The initial SFIO probe revealed that there were major lapses in Deloitte's audit of the IL&FS. The Government had moved to ban Deloitte for its role in the default. However, the Bombay High Court passed an interim order to prevent "coercive action" by the Government against the firm.

== Debt Resolution ==

As of March 21, 2025, the Group has discharged a debt of Rs 45,000 crore and has maintained its overall group resolution target at Rs 61,000 crore.

As of September 30, 2024, the group has resolved Rs 55,000 crore, as against the Estimated Debt Resolution target of Rs 61,000 crores, representing nearly 90 per cent of resolution value. This includes debt that been discharged by way of monetization, transfer to InvIT, debt servicing and interim distribution, while all along preserving the value of national assets by maintaining their going concern status. Further, out of total 302 entities to be resolved, 188 entities have been resolved by way of monetization, transfer to InvIT and Liquidation. Additionally, 38 entities are with the Courts at different stages of approval and a few entities are regularly servicing the debt of around Rs.3,000 crore. Besides resolving balance debt and entities, the task of distributing the available cash and units, closure of pending transactions approved by Courts as well as those pending in Courts, remains yet be accomplished.
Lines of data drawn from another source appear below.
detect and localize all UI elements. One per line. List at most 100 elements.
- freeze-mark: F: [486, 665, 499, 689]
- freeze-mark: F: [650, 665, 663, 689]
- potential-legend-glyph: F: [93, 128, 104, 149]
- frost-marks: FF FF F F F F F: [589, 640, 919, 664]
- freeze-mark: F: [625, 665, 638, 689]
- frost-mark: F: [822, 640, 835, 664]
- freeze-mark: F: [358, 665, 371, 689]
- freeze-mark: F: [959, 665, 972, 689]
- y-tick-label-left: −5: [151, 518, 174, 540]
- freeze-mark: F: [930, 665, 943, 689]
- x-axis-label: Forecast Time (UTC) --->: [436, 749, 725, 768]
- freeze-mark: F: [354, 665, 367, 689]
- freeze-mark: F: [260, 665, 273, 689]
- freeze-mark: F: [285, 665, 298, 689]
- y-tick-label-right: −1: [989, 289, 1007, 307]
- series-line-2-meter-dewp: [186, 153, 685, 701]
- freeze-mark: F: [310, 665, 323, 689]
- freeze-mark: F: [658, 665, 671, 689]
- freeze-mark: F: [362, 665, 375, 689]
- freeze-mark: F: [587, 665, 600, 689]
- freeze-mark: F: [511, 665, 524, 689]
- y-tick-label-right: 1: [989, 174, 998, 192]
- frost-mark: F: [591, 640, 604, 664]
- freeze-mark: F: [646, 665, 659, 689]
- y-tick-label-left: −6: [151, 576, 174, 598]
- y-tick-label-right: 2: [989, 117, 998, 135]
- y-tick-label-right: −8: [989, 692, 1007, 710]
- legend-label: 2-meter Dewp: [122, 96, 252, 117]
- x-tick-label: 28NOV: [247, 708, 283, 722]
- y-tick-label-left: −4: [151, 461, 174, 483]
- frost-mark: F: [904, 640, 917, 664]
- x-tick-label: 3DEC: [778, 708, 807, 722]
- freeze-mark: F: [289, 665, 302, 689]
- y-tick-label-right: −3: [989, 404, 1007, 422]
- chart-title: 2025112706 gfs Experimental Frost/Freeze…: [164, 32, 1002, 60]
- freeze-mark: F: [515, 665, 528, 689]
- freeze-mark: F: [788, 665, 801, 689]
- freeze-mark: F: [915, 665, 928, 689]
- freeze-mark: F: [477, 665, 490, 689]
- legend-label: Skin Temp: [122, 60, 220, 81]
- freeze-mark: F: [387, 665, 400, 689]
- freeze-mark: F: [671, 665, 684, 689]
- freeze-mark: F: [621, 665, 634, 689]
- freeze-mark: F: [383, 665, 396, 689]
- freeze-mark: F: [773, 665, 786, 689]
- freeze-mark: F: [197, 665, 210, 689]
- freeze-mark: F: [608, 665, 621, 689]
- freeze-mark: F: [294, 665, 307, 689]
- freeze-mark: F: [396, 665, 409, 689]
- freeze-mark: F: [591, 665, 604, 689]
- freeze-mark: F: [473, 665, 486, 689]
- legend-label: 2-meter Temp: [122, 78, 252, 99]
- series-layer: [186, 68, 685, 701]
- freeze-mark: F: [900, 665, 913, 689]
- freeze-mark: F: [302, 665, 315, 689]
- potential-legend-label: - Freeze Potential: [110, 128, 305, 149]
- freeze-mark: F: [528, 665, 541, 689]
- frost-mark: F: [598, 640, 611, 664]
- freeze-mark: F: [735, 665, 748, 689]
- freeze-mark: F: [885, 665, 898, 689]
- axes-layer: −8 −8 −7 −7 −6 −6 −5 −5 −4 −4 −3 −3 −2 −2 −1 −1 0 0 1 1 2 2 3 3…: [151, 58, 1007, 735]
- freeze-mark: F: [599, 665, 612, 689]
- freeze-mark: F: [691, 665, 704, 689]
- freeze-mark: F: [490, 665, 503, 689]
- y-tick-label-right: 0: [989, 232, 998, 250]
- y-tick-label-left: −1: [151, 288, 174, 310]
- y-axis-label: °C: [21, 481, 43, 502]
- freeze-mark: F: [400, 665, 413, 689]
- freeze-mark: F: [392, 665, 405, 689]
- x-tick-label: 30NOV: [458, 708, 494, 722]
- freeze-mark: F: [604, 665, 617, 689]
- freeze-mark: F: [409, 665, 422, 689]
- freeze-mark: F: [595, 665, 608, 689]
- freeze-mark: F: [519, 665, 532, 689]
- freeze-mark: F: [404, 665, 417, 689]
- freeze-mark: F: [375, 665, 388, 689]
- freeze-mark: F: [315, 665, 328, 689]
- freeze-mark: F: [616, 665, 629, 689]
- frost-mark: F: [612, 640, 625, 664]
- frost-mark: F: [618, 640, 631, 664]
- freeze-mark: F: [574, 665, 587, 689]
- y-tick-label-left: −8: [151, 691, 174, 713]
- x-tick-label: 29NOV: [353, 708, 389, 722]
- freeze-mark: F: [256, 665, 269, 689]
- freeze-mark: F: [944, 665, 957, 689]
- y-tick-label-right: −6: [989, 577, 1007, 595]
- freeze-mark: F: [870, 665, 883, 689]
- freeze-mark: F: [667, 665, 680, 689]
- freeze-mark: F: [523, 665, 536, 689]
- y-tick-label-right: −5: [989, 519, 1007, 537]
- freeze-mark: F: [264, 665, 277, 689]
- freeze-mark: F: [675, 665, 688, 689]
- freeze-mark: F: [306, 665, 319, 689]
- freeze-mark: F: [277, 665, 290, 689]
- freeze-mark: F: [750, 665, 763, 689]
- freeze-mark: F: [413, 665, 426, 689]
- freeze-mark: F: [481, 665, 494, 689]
In April 2020 the Indian Government's Corporate Affairs Secretary, Injeti Srinivas, said he expected to recover a substantial part of the company's ₹94,000 crore debt. He said it was strange that nobody foresaw the problem, whether it was statutory auditors, independent directors and credit rating agencies.

On 8 June 2020, IL&FS has concluded sale of its stake in GIFT City for 32 crore equity value. The sale would reduce its consolidated debt by more than 1,200 crore.

In March 2022, IL&FS sold its headquarters at Bandra Kurla Complex, Mumbai to Brookfields Asset Management for 1,080 crore.